Otis Redding was a musician so talented; he was dubbed the voice of soul music. His song, "(Sittin' On) The Dock of the Bay" hit No.1 and spent four weeks atop Billboard's Hot 100.
It started in March 1968, but Redding would never hear of its success as he died in a plane crash on December 10, 1967, at the age of 26.
Redding reportedly recorded the hit song days before his demise. His friend, producer, and guitarist Steve Chopper, opened up about how excited Redding had been about the song.
According to Cropper, Redding ran into their recording studio at Memphis, asking him to get his guitar before he went on to sing some of the lyrics he'd penned while he stayed at Bill Graham's boathouse in Sausalito, Calif.
It took the pair close to an hour to finish the song on that day; however, something felt missing. Cropper advised that they employ the Staple Singers to sing backup, and Redding was elated.
He traveled by flight to meet his wife and kids and returned the same way to check Cropper's progress. Cropper says:
"He popped his head into the control room and said, 'I'll see you on Monday.'"
and the Bar-Kays — a group of kids from Memphis who just got out of high school who were his backup band — flew over to Cleveland for a performance on a show called "Upbeat."
Mitch Ryder, frontman for the Detroit Wheels, joined Redding in performing "Knock on Wood" — an experience he says is forever seared in his memories.
Ryder said, "What impressed me was his actual physical size, he put his arm on my shoulder during the song, and was holding me close. He's rocking back and forth, and every time he rocks, my foot comes up."
After the show, Ryder returned home to Detroit, allegedly smiling throughout the trip. Redding performed at three shows that Saturday night at Leo's Casino in Cleveland.
His work stood as a foundation for modern R&B, and his songs are said to embody soul music itself.
On Sunday, he and five members of the Bar-Kays left for the short flight to Madison, Wisconsin, for a gig — it was supposed to be his first tour in the private plane he had just acquired.

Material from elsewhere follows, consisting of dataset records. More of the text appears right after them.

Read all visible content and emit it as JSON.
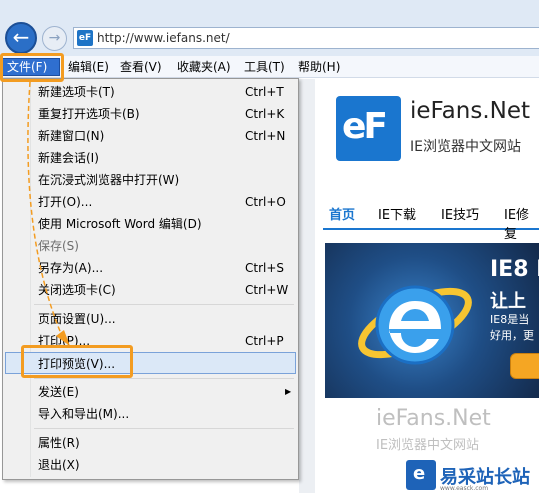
{
  "window": {
    "address_url": "http://www.iefans.net/",
    "site_icon_text": "eF"
  },
  "menubar": {
    "items": [
      "文件(F)",
      "编辑(E)",
      "查看(V)",
      "收藏夹(A)",
      "工具(T)",
      "帮助(H)"
    ]
  },
  "file_menu": {
    "items": [
      {
        "label": "新建选项卡(T)",
        "shortcut": "Ctrl+T"
      },
      {
        "label": "重复打开选项卡(B)",
        "shortcut": "Ctrl+K"
      },
      {
        "label": "新建窗口(N)",
        "shortcut": "Ctrl+N"
      },
      {
        "label": "新建会话(I)",
        "shortcut": ""
      },
      {
        "label": "在沉浸式浏览器中打开(W)",
        "shortcut": ""
      },
      {
        "label": "打开(O)...",
        "shortcut": "Ctrl+O"
      },
      {
        "label": "使用 Microsoft Word 编辑(D)",
        "shortcut": ""
      },
      {
        "label": "保存(S)",
        "shortcut": "",
        "disabled": true
      },
      {
        "label": "另存为(A)...",
        "shortcut": "Ctrl+S"
      },
      {
        "label": "关闭选项卡(C)",
        "shortcut": "Ctrl+W"
      },
      {
        "label": "页面设置(U)...",
        "shortcut": ""
      },
      {
        "label": "打印(P)...",
        "shortcut": "Ctrl+P"
      },
      {
        "label": "打印预览(V)...",
        "shortcut": "",
        "highlighted": true
      },
      {
        "label": "发送(E)",
        "shortcut": "",
        "submenu": true
      },
      {
        "label": "导入和导出(M)...",
        "shortcut": ""
      },
      {
        "label": "属性(R)",
        "shortcut": ""
      },
      {
        "label": "退出(X)",
        "shortcut": ""
      }
    ]
  },
  "page": {
    "logo_title": "ieFans.Net",
    "logo_subtitle": "IE浏览器中文网站",
    "nav": [
      "首页",
      "IE下载",
      "IE技巧",
      "IE修复"
    ],
    "banner": {
      "title": "IE8 I",
      "line2": "让上",
      "line3": "IE8是当",
      "line4": "好用，更"
    },
    "watermark_title": "ieFans.Net",
    "watermark_subtitle": "IE浏览器中文网站",
    "footer_logo_text": "易采站长站",
    "footer_small_text": "www.easck.com"
  },
  "colors": {
    "accent": "#2f6fd0",
    "highlight": "#f39c21",
    "brand": "#1a76cf"
  }
}
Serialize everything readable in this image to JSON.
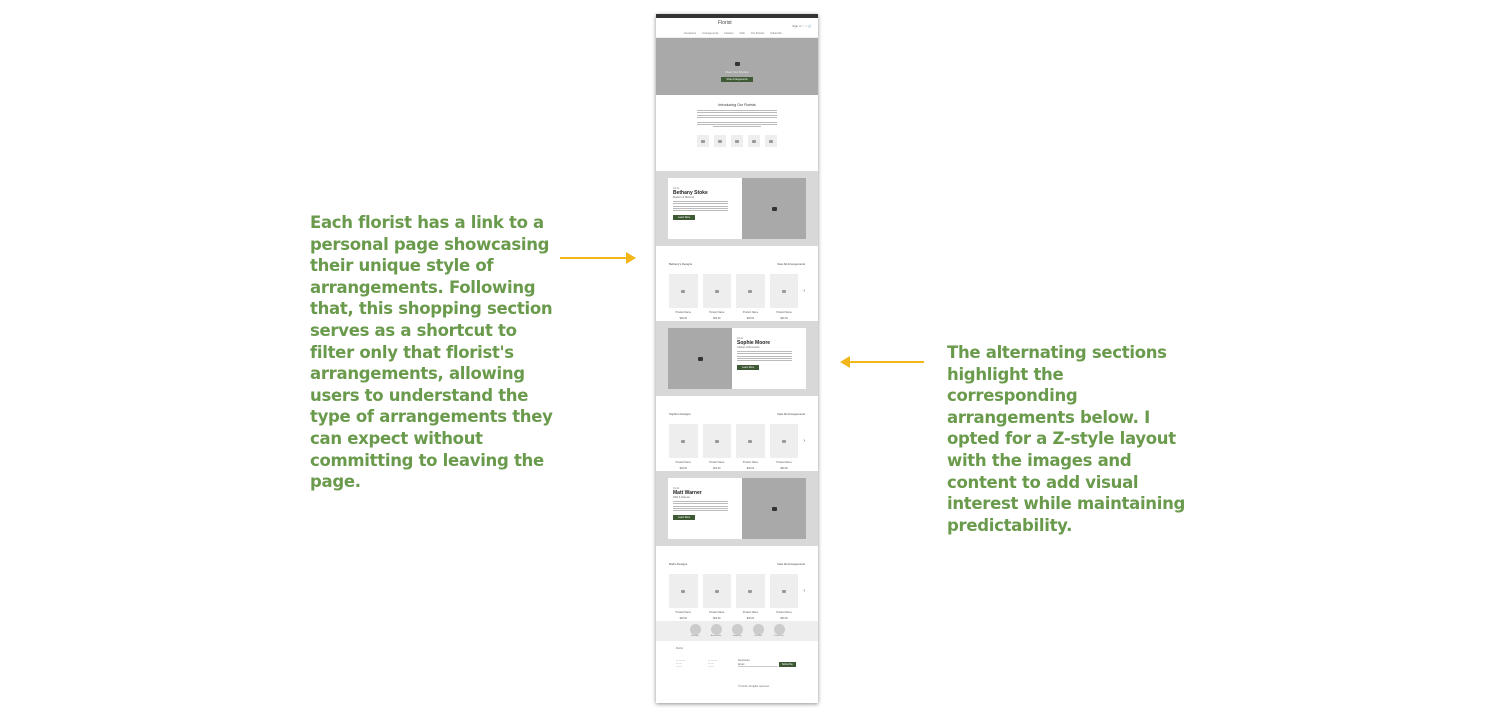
{
  "annotations": {
    "left": "Each florist has a link to a personal page showcasing their unique style of arrangements. Following that, this shopping section serves as a shortcut to filter only that florist's arrangements, allowing users to understand the type of arrangements they can expect without committing to leaving the page.",
    "right": "The alternating sections highlight the corresponding arrangements below. I opted for a Z-style layout with the images and content to add visual interest while maintaining predictability."
  },
  "colors": {
    "annotation": "#6a9a4c",
    "arrow": "#f2b619",
    "button": "#3d5a34"
  },
  "wireframe": {
    "logo": "Florist",
    "header_links": "Sign in  ♡  ⌕  🛒",
    "nav": [
      "Occasions",
      "Arrangements",
      "Flowers",
      "Gifts",
      "Our Florists",
      "Subscribe"
    ],
    "hero": {
      "title": "Meet Our Florists",
      "button": "Shop Arrangements"
    },
    "intro": {
      "title": "Introducing Our Florists"
    },
    "florists": [
      {
        "label": "Florist",
        "name": "Bethany Stoke",
        "subtitle": "Modern & Minimal",
        "button": "Learn More",
        "image_side": "right",
        "shop_title": "Bethany's Designs",
        "view_all": "View All Arrangements"
      },
      {
        "label": "Florist",
        "name": "Sophie Moore",
        "subtitle": "Classic & Romantic",
        "button": "Learn More",
        "image_side": "left",
        "shop_title": "Sophie's Designs",
        "view_all": "View All Arrangements"
      },
      {
        "label": "Florist",
        "name": "Matt Warner",
        "subtitle": "Wild & Natural",
        "button": "Learn More",
        "image_side": "right",
        "shop_title": "Matt's Designs",
        "view_all": "View All Arrangements"
      }
    ],
    "product_names": [
      "Product Name",
      "Product Name",
      "Product Name",
      "Product Name"
    ],
    "product_price": "$00.00",
    "categories": [
      "Birthday",
      "Anniversary",
      "Sympathy",
      "Get Well",
      "Thank You"
    ],
    "footer": {
      "newsletter": "Newsletter",
      "email_placeholder": "Email",
      "subscribe": "Subscribe",
      "copyright": "© Florist. All rights reserved."
    }
  }
}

However, it was not to be — due to the cold, foggy and icy conditions, the plane crashed into Lake Monona, widely flinging debris, just four miles from the Madison Municipal Airport.
Ben Cauley, the trumpet player, was the only survivor of the crash. When Redding's corpse was discovered the following day, he was still strapped to his seat.
Though Redding had just been 26 at the time of his demise, he was regarded by a large number of black and white listeners in the US and Europe as the most charismatic soul singer of his time.
He aspired to become the first African-American artist to sync with the audience for the album rock that had changed the world of popular music since the Beatles arrived in America in 1964.
More than half a century after his death, Redding's legacy still lives and has expressed itself in modern pop music. His work stood as a foundation for modern R&B, and his songs are said to embody soul music itself.